We use the --cpus-per-task=8
option to srun
to set the stride between the
MPI processes to 8 physical cores. This places the MPI processes on separate NUMA
regions to ensure they are associated with the correct GPU that is closest to them
on the compute node architecture.
#!/bin/bash
#SBATCH --job-name=multi-GPU
#SBATCH --gpus=4
#SBATCH --nodes=1
#SBATCH --exclusive
#SBATCH --time=00:20:00
# Replace [budget code] below with your project code (e.g. t01)
#SBATCH --account=[budget code]
#SBATCH --partition=gpu
#SBATCH --qos=gpu-exc
# Check assigned GPU
srun --ntasks=1 rocm-smi
# Check process/thread pinning
module load xthi
srun --ntasks=4 --cpus-per-task=8 \
--hint=nomultithread --distribution=block:block \
xthi
# Enable GPU-aware MPI
export MPICH_GPU_SUPPORT_ENABLED=1
srun --ntasks=4 --cpus-per-task=8 \
--hint=nomultithread --distribution=block:block \
./my_gpu_program.x
Note
When you use the --qos=gpu-exc
QoS you must also add the --exclusive
flag
and then specify the number of nodes you want with --nodes=1
.
Multiple GPU on multiple nodes - exclusive node access (max. 8 GPU)
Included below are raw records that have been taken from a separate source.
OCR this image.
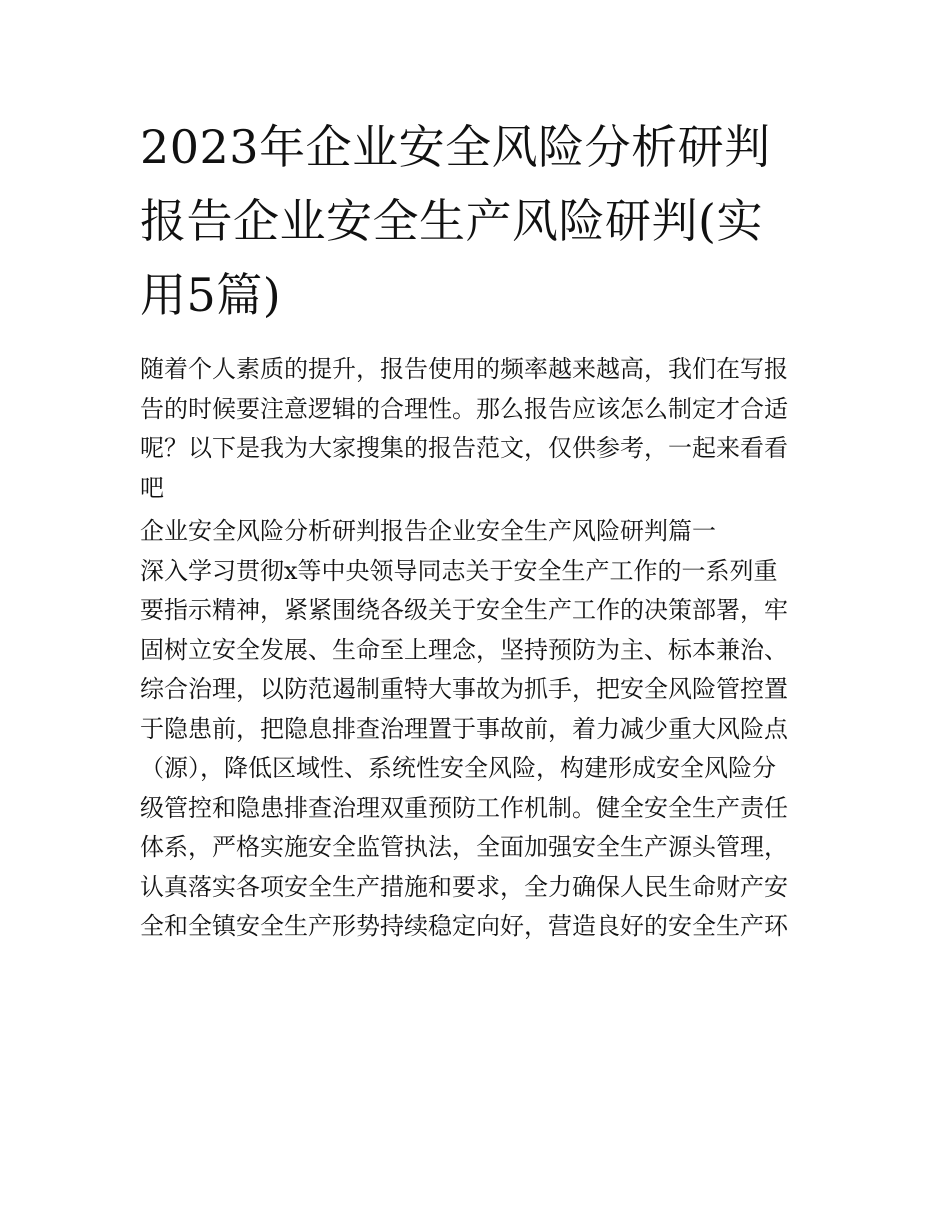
2023年企业安全风险分析研判
报告企业安全生产风险研判(实
用5篇)

随着个人素质的提升，报告使用的频率越来越高，我们在写报
告的时候要注意逻辑的合理性。那么报告应该怎么制定才合适
呢？以下是我为大家搜集的报告范文，仅供参考，一起来看看
吧

企业安全风险分析研判报告企业安全生产风险研判篇一

深入学习贯彻x等中央领导同志关于安全生产工作的一系列重
要指示精神，紧紧围绕各级关于安全生产工作的决策部署，牢
固树立安全发展、生命至上理念，坚持预防为主、标本兼治、
综合治理，以防范遏制重特大事故为抓手，把安全风险管控置
于隐患前，把隐息排查治理置于事故前，着力减少重大风险点
（源），降低区域性、系统性安全风险，构建形成安全风险分
级管控和隐患排查治理双重预防工作机制。健全安全生产责任
体系，严格实施安全监管执法，全面加强安全生产源头管理，
认真落实各项安全生产措施和要求，全力确保人民生命财产安
全和全镇安全生产形势持续稳定向好，营造良好的安全生产环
This example requests eight GPUs across two nodes and launches the program using eight MPI processes (one per GPU) with one MPI process per CPU NUMA region.
We use the --cpus-per-task=8
option to srun
to set the stride between the
MPI processes to 8 physical cores. This places the MPI processes on separate NUMA
regions to ensure they are associated with the correct GPU that is closest to them
on the compute node architecture.
#!/bin/bash
#SBATCH --job-name=multi-GPU
#SBATCH --gpus=4
#SBATCH --nodes=2
#SBATCH --exclusive
#SBATCH --time=00:20:00
# Replace [budget code] below with your project code (e.g. t01)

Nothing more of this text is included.